SEOUL, South Korea — South Korea has chosen US conglomerate General Electric (GE) over a European competitor as the preferred bidder to supply engines for a multibillion-dollar fighter jet project, government officials said.
"Our plan is to finalize a contract in June," a spokesman at the Defense Acquisition Program Administration (DAPA) told AFP.
GE Aviation was chosen over a European Eurojet consortium that included Rolls-Royce Holdings and MTU Aero Engines AG.
South Korea is looking to develop a fleet of 120 "indigenous" next-generation, multirole fighter jets over the next 10 years to replace its aging fleet of F-4 and F-5 fighters imported from the United States.

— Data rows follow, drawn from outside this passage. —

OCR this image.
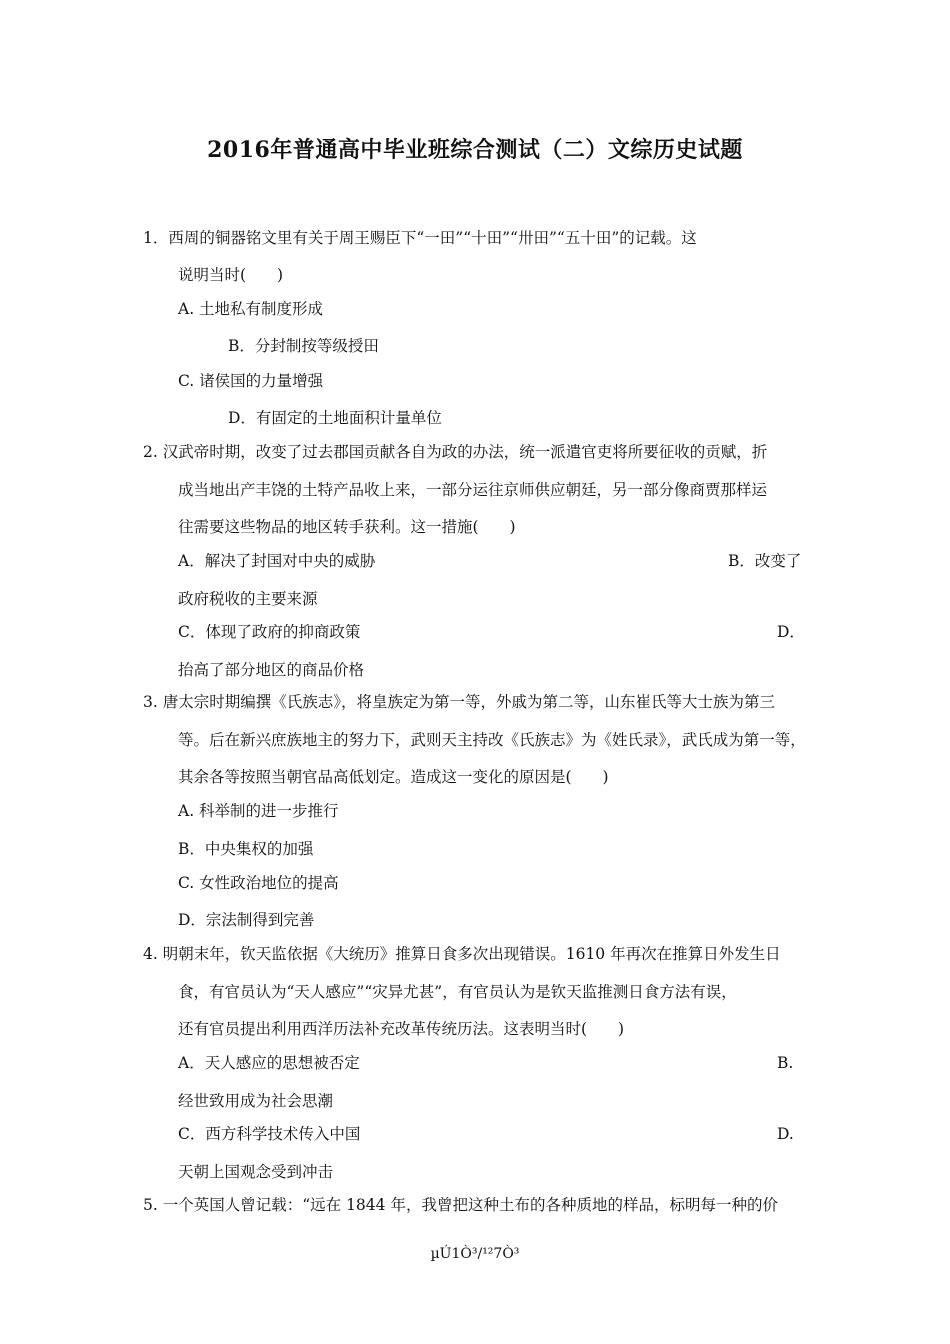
2016年普通高中毕业班综合测试（二）文综历史试题
1．西周的铜器铭文里有关于周王赐臣下“一田”“十田”“卅田”“五十田”的记载。这
说明当时(　　)
A. 土地私有制度形成
B．分封制按等级授田
C. 诸侯国的力量增强
D．有固定的土地面积计量单位
2. 汉武帝时期，改变了过去郡国贡献各自为政的办法，统一派遣官吏将所要征收的贡赋，折
成当地出产丰饶的土特产品收上来，一部分运往京师供应朝廷，另一部分像商贾那样运
往需要这些物品的地区转手获利。这一措施(　　)
A．解决了封国对中央的威胁	B．改变了
政府税收的主要来源
C．体现了政府的抑商政策	D．
抬高了部分地区的商品价格
3. 唐太宗时期编撰《氏族志》，将皇族定为第一等，外戚为第二等，山东崔氏等大士族为第三
等。后在新兴庶族地主的努力下，武则天主持改《氏族志》为《姓氏录》，武氏成为第一等，
其余各等按照当朝官品高低划定。造成这一变化的原因是(　　)
A. 科举制的进一步推行
B．中央集权的加强
C. 女性政治地位的提高
D．宗法制得到完善
4. 明朝末年，钦天监依据《大统历》推算日食多次出现错误。1610 年再次在推算日外发生日
食，有官员认为“天人感应”“灾异尤甚”，有官员认为是钦天监推测日食方法有误，
还有官员提出利用西洋历法补充改革传统历法。这表明当时(　　)
A．天人感应的思想被否定	B.
经世致用成为社会思潮
C．西方科学技术传入中国	D.
天朝上国观念受到冲击
5. 一个英国人曾记载：“远在 1844 年，我曾把这种土布的各种质地的样品，标明每一种的价
µÚ1Ò³/¹²7Ò³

The Korean Fighter Experimental (KF-X) program has an 18 trillion won (US $15.2 billion) budget, with Indonesia signing on board as a junior partner earlier this year.

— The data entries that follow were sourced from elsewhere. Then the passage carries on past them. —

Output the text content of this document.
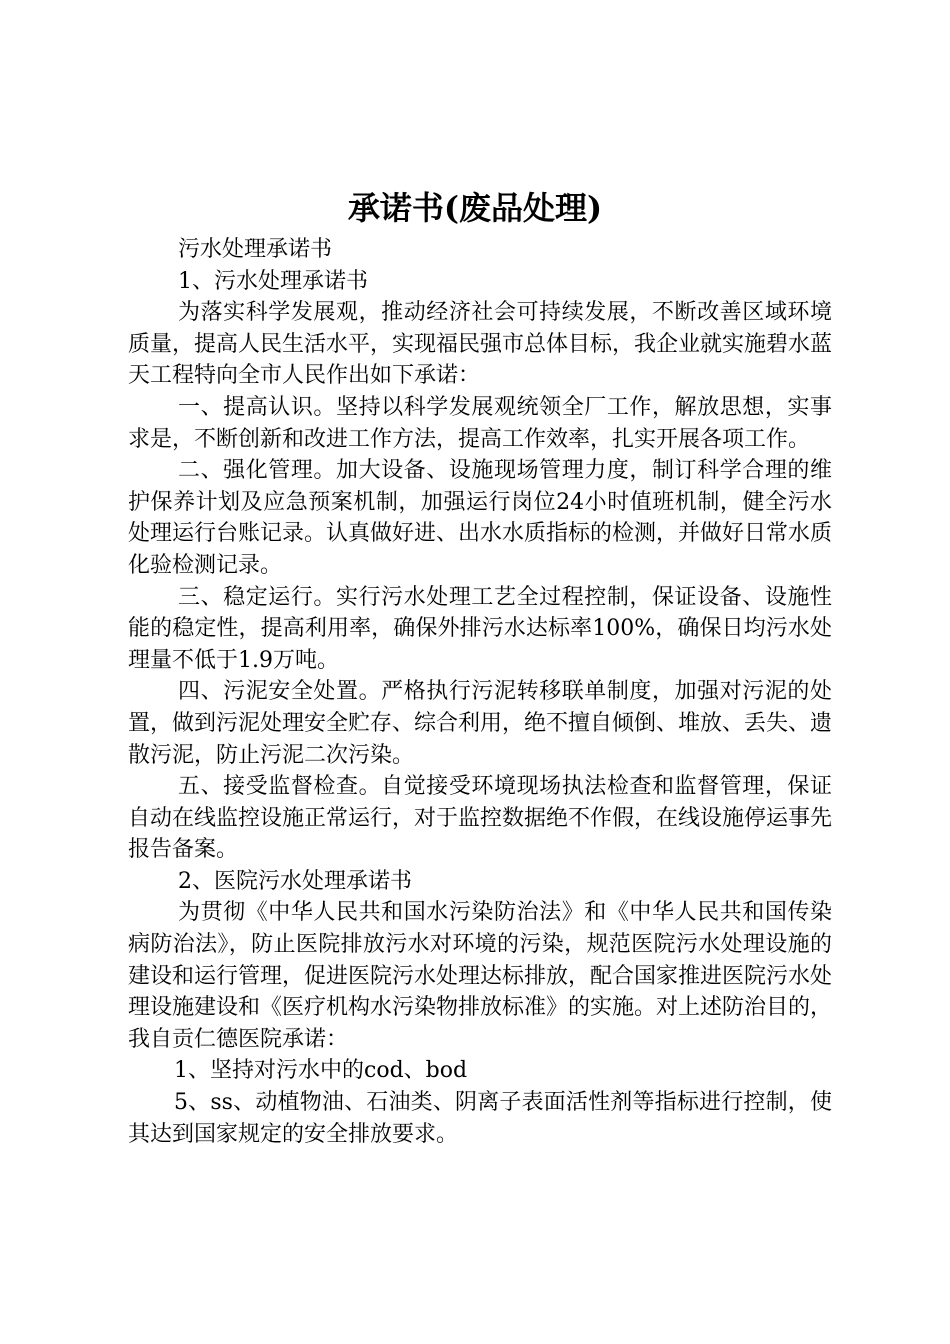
承诺书(废品处理)

污水处理承诺书

1、污水处理承诺书

为落实科学发展观，推动经济社会可持续发展，不断改善区域环境质量，提高人民生活水平，实现福民强市总体目标，我企业就实施碧水蓝天工程特向全市人民作出如下承诺：

一、提高认识。坚持以科学发展观统领全厂工作，解放思想，实事求是，不断创新和改进工作方法，提高工作效率，扎实开展各项工作。

二、强化管理。加大设备、设施现场管理力度，制订科学合理的维护保养计划及应急预案机制，加强运行岗位24小时值班机制，健全污水处理运行台账记录。认真做好进、出水水质指标的检测，并做好日常水质化验检测记录。

三、稳定运行。实行污水处理工艺全过程控制，保证设备、设施性能的稳定性，提高利用率，确保外排污水达标率100%，确保日均污水处理量不低于1.9万吨。

四、污泥安全处置。严格执行污泥转移联单制度，加强对污泥的处置，做到污泥处理安全贮存、综合利用，绝不擅自倾倒、堆放、丢失、遗散污泥，防止污泥二次污染。

五、接受监督检查。自觉接受环境现场执法检查和监督管理，保证自动在线监控设施正常运行，对于监控数据绝不作假，在线设施停运事先报告备案。

2、医院污水处理承诺书

为贯彻《中华人民共和国水污染防治法》和《中华人民共和国传染病防治法》，防止医院排放污水对环境的污染，规范医院污水处理设施的建设和运行管理，促进医院污水处理达标排放，配合国家推进医院污水处理设施建设和《医疗机构水污染物排放标准》的实施。对上述防治目的，我自贡仁德医院承诺：

1、坚持对污水中的cod、bod

5、ss、动植物油、石油类、阴离子表面活性剂等指标进行控制，使其达到国家规定的安全排放要求。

Indonesia would cover about 20 percent of the cost, with up to 100 Indonesian workers taking part in the development and production process.
While DAPA will be the government agency supervising the project, Korea Aerospace Industries (KAI) will lead the industrial team that is tasked with bringing the program to fruition.
KAI won the development tender in March last year with a bid made in partnership with US aerospace giant Lockheed Martin.
South Korea had sought to tap into 25 fighter jet technologies owned by Lockheed Martin, but the US government prohibited the export of four of them — including the sensitive technology to build active electronically scanned array (AESA) radar.